Joshua: Our vizzes are used by, I think it's fair to say, literally everyone in the school's organization from trustees through to trainee teachers. So we have deliberately built our suite of Tableau reports so that in theory, the data that people are seeing really has to do with the level of aggregation that's appropriate for their role title.

So if you're a trainee teacher, you're interested in data that has to do with the class that you're teaching right now and the relative progress of the people in that class. But, if you're a trustee you care about that detail. You just care about it in a greater level of aggregation. You care about what's happening across the network, but you still want to be able to drill down to see what's happening in an individual school or even further.

Tableau: Where do people use Tableau?
Joshua: Well, we produce as a team browser-based analytics tools that we deliver to all of our users—whether they're in schools, or a central office, or wherever they are, as long as they have credentials to log in.

So it may be that they're looking at it at home on a personal device. It may be that they're looking at it on a staff room, and like I say, as long as they know and understand their own secure credentials, they can use it either way.
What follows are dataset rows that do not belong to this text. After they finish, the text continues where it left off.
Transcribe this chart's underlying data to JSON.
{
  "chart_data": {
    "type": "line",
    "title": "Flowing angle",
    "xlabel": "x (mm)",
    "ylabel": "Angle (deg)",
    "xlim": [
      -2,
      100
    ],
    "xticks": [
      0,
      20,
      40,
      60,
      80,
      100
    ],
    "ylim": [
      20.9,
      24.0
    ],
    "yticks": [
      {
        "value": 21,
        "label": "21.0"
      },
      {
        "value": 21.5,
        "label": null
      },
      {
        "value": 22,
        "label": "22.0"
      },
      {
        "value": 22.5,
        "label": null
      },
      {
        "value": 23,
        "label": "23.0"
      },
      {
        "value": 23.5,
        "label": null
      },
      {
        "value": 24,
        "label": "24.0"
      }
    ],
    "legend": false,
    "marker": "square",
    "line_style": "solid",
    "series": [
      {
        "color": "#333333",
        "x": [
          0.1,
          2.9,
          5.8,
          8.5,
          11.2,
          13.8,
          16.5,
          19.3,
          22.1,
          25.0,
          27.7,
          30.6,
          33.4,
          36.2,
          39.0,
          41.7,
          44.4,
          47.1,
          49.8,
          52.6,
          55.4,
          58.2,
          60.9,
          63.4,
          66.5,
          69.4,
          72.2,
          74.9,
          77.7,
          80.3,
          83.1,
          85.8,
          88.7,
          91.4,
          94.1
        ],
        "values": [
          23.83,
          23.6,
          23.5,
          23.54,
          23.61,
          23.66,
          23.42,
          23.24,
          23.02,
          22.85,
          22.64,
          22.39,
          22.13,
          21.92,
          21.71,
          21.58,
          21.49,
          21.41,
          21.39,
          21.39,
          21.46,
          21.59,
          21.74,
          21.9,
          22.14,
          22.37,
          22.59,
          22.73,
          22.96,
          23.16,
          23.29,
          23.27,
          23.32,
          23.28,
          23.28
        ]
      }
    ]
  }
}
Tableau: Why is this flexibility so important?
Joshua: That flexibility and where you can get access to the data is really important for our teachers, because as I've said this is really a tool that we want people to use to improve the outcomes for the children in their class. In order to do that, you need to have very regular access to that data. You need to be able to look at that data as you're planning curriculum for the next day, the next week, the next month, the next term. And you could be doing that from anywhere. So our teachers need to be able to get access to that data from anywhere.

What that means for a teacher is when they're not in their classrooms, so when they're in a staff room or on their personal device, they can log in and they can see visualizations of their class data and act upon that information.